Journal Entry at the Date of Payment over Discount Period
Since the customer already paid in full for their purchase, a full cash refund is issued on September 3. This increases Sales Returns and Allowances (debit) and decreases Cash (credit) by $6,000 (40 × $150). Unlike in the perpetual inventory system, CBS does not recognize the return of merchandise to inventory.
The basic difference between a return and an allowance is that we usually don’t return the is purchase discount a debit or credit goods if they are damaged or unsatisfactory in some way. The vendor issues a Credit Memo anyway and we remove the items from inventory and dispose of them. In the accounting department, you have matched up the receiving documents sent with this invoice and it is now ready to be paid.
- The purpose of a business taking purchase discounts is to reduce its costs.
- The customer therefore pays £180 and the £20 reduction is the “discount allowed” by the seller.
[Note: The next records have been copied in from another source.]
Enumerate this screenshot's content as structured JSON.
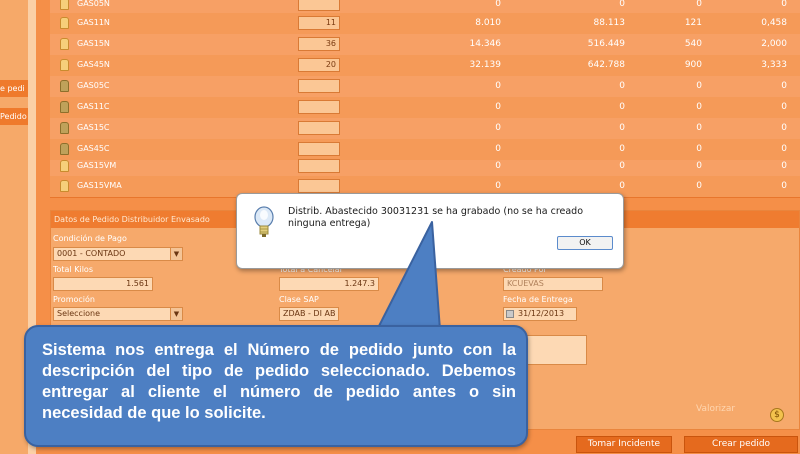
{
  "sidebar": {
    "items": [
      {
        "label": "e pedi"
      },
      {
        "label": "Pedido"
      }
    ]
  },
  "grid": {
    "rows": [
      {
        "name": "GAS05N",
        "qty": "",
        "c1": "0",
        "c2": "0",
        "c3": "0",
        "c4": "0"
      },
      {
        "name": "GAS11N",
        "qty": "11",
        "c1": "8.010",
        "c2": "88.113",
        "c3": "121",
        "c4": "0,458"
      },
      {
        "name": "GAS15N",
        "qty": "36",
        "c1": "14.346",
        "c2": "516.449",
        "c3": "540",
        "c4": "2,000"
      },
      {
        "name": "GAS45N",
        "qty": "20",
        "c1": "32.139",
        "c2": "642.788",
        "c3": "900",
        "c4": "3,333"
      },
      {
        "name": "GAS05C",
        "qty": "",
        "c1": "0",
        "c2": "0",
        "c3": "0",
        "c4": "0"
      },
      {
        "name": "GAS11C",
        "qty": "",
        "c1": "0",
        "c2": "0",
        "c3": "0",
        "c4": "0"
      },
      {
        "name": "GAS15C",
        "qty": "",
        "c1": "0",
        "c2": "0",
        "c3": "0",
        "c4": "0"
      },
      {
        "name": "GAS45C",
        "qty": "",
        "c1": "0",
        "c2": "0",
        "c3": "0",
        "c4": "0"
      },
      {
        "name": "GAS15VM",
        "qty": "",
        "c1": "0",
        "c2": "0",
        "c3": "0",
        "c4": "0"
      },
      {
        "name": "GAS15VMA",
        "qty": "",
        "c1": "0",
        "c2": "0",
        "c3": "0",
        "c4": "0"
      }
    ]
  },
  "form": {
    "title": "Datos de Pedido Distribuidor Envasado",
    "condicion_label": "Condición de Pago",
    "condicion_value": "0001 - CONTADO",
    "total_kilos_label": "Total Kilos",
    "total_kilos_value": "1.561",
    "total_cancelar_label": "Total a Cancelar",
    "total_cancelar_value": "1.247.3",
    "creado_por_label": "Creado Por",
    "creado_por_value": "KCUEVAS",
    "promocion_label": "Promoción",
    "promocion_value": "Seleccione",
    "clase_sap_label": "Clase SAP",
    "clase_sap_value": "ZDAB - DI AB",
    "fecha_entrega_label": "Fecha de Entrega",
    "fecha_entrega_value": "31/12/2013",
    "valorizar_label": "Valorizar",
    "tomar_incidente_label": "Tomar Incidente",
    "crear_pedido_label": "Crear pedido"
  },
  "modal": {
    "message": "Distrib. Abastecido 30031231 se ha grabado (no se ha creado ninguna entrega)",
    "ok_label": "OK"
  },
  "callout": {
    "text": "Sistema nos entrega el Número de pedido junto con la descripción del tipo de pedido seleccionado. Debemos entregar al cliente el número de pedido antes o sin necesidad de que lo solicite."
  },
  "colors": {
    "panel": "#f58f48",
    "callout": "#4d7fc3",
    "button": "#e56a1e"
  }
}
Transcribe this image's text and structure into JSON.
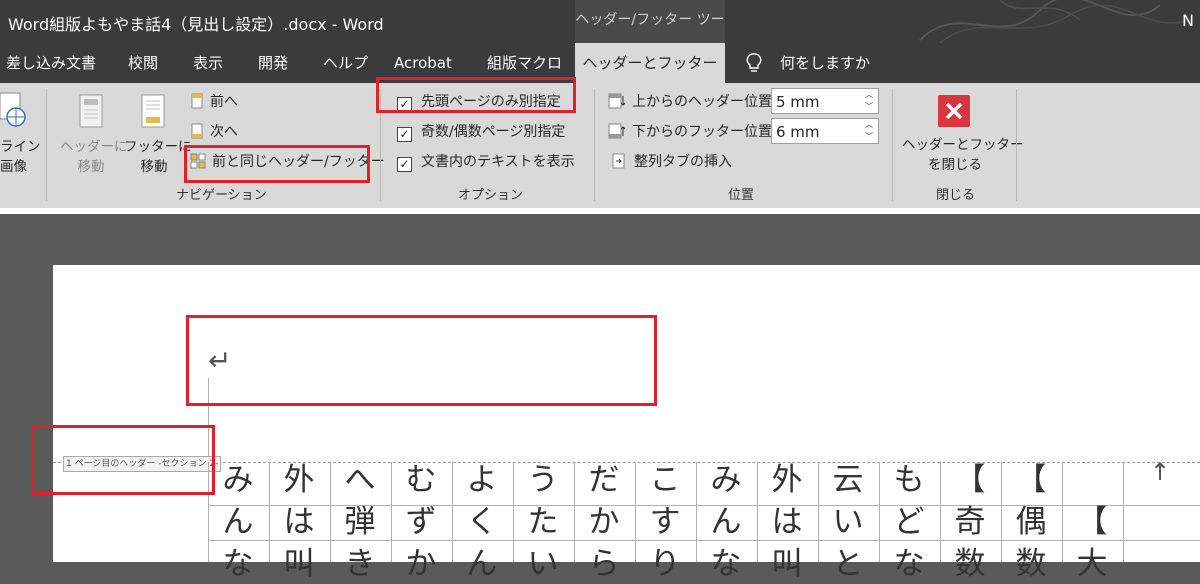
{
  "window": {
    "title": "Word組版よもやま話4（見出し設定）.docx - Word",
    "tool_context": "ヘッダー/フッター ツール",
    "right_initial": "N"
  },
  "tabs": [
    "差し込み文書",
    "校閲",
    "表示",
    "開発",
    "ヘルプ",
    "Acrobat",
    "組版マクロ",
    "ヘッダーとフッター"
  ],
  "tell_me": "何をしますか",
  "ribbon": {
    "partial_group": {
      "line1": "ライン",
      "line2": "画像"
    },
    "navigation": {
      "label": "ナビゲーション",
      "goto_header_1": "ヘッダーに",
      "goto_header_2": "移動",
      "goto_footer_1": "フッターに",
      "goto_footer_2": "移動",
      "previous": "前へ",
      "next": "次へ",
      "link_previous": "前と同じヘッダー/フッター"
    },
    "options": {
      "label": "オプション",
      "different_first": "先頭ページのみ別指定",
      "different_odd_even": "奇数/偶数ページ別指定",
      "show_document_text": "文書内のテキストを表示"
    },
    "position": {
      "label": "位置",
      "header_from_top": "上からのヘッダー位置:",
      "header_value": "5 mm",
      "footer_from_bottom": "下からのフッター位置:",
      "footer_value": "6 mm",
      "insert_alignment_tab": "整列タブの挿入"
    },
    "close": {
      "label": "閉じる",
      "line1": "ヘッダーとフッター",
      "line2": "を閉じる"
    }
  },
  "document": {
    "paragraph_mark": "↵",
    "header_tag": "1 ページ目のヘッダー -セクション 2-",
    "return_mark": "↑",
    "row1": [
      "み",
      "外",
      "へ",
      "む",
      "よ",
      "う",
      "だ",
      "こ",
      "み",
      "外",
      "云",
      "も"
    ],
    "row2": [
      "ん",
      "は",
      "弾",
      "ず",
      "く",
      "た",
      "か",
      "す",
      "ん",
      "は",
      "い",
      "ど"
    ],
    "row3": [
      "な",
      "叫",
      "き",
      "か",
      "ん",
      "い",
      "ら",
      "り",
      "な",
      "叫",
      "と",
      "な"
    ],
    "bracket_col1": [
      "【",
      "奇",
      "数"
    ],
    "bracket_col2": [
      "【",
      "偶",
      "数"
    ],
    "bracket_col3": [
      "【",
      "大"
    ]
  },
  "colors": {
    "highlight": "#e0202a",
    "ribbon_bg": "#d9d9d9",
    "titlebar_bg": "#3b3b3b",
    "close_icon": "#d9363e"
  }
}
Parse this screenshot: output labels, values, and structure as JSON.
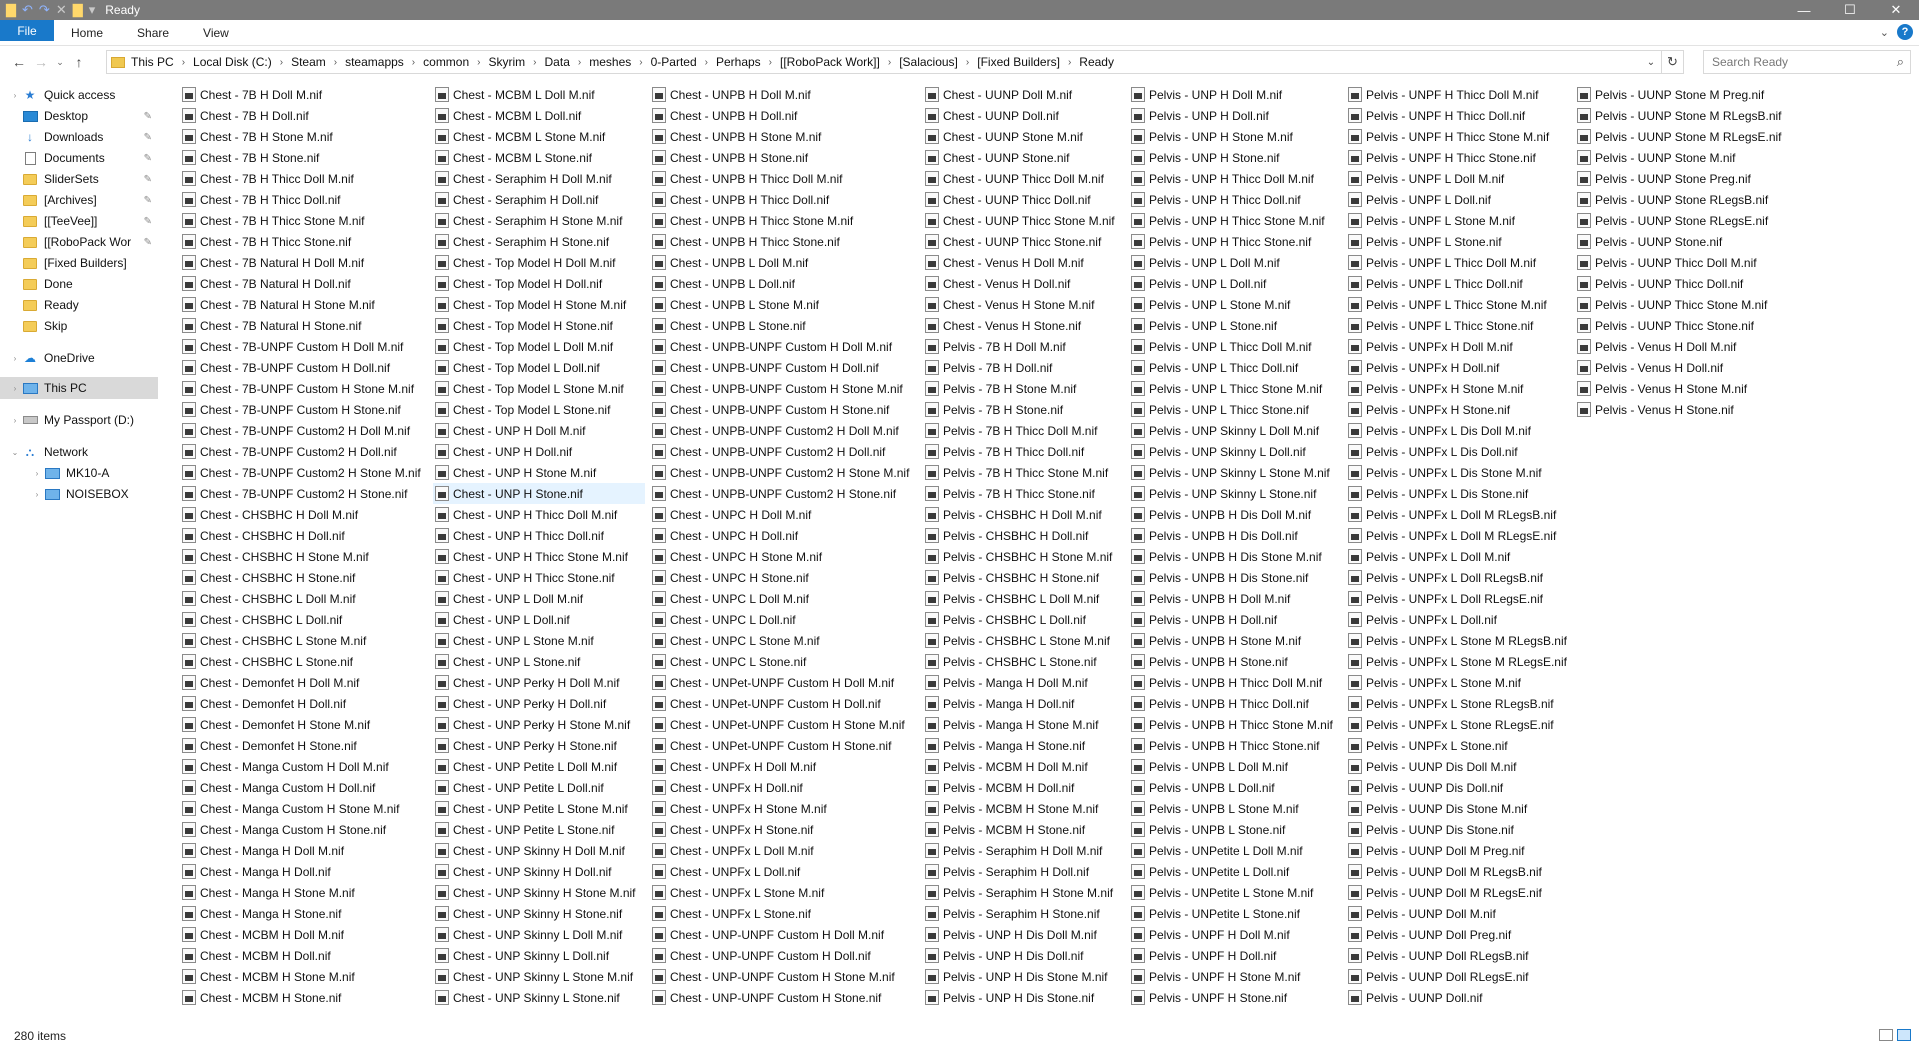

- Accounting for purchase discounts, we can be recorded under either the net method or the gross method.
- Think of Accounts Payable as the guest room where all your unpaid bills hang out until you decide to pay them.
- This increases Cash (debit) and increases Purchase Returns and Allowances.
- A company may choose to simply present its net sales in its income statement, rather than breaking out the gross sales and sales discounts separately.

Buy assets like land, buildings, or that fancy espresso machine for the break room, and they land on the balance sheet under fixed assets. A company, Red Co., purchases goods worth $10,000 from a supplier. The supplier allows the company to settle the amount within 60 days. However, the supplier also offers a purchase discount of 5% on the transaction if Red Co. pays the amount in 10 days.
Purchase discounts lost definition

For the past 52 years, Harold Averkamp (CPA, MBA) hasworked as an accounting supervisor, manager, consultant, university instructor, and innovator in teaching accounting online. He is the sole author of all the materials on AccountingCoach.com. For the past 52 years, Harold Averkamp (CPA, MBA) has worked as an accounting supervisor, manager, consultant, university instructor, and innovator in teaching accounting online. Chartered accountant Michael Brown is the founder and CEO of Double Entry Bookkeeping. He has worked as an accountant and consultant for more than 25 years and has built financial models for all types of industries.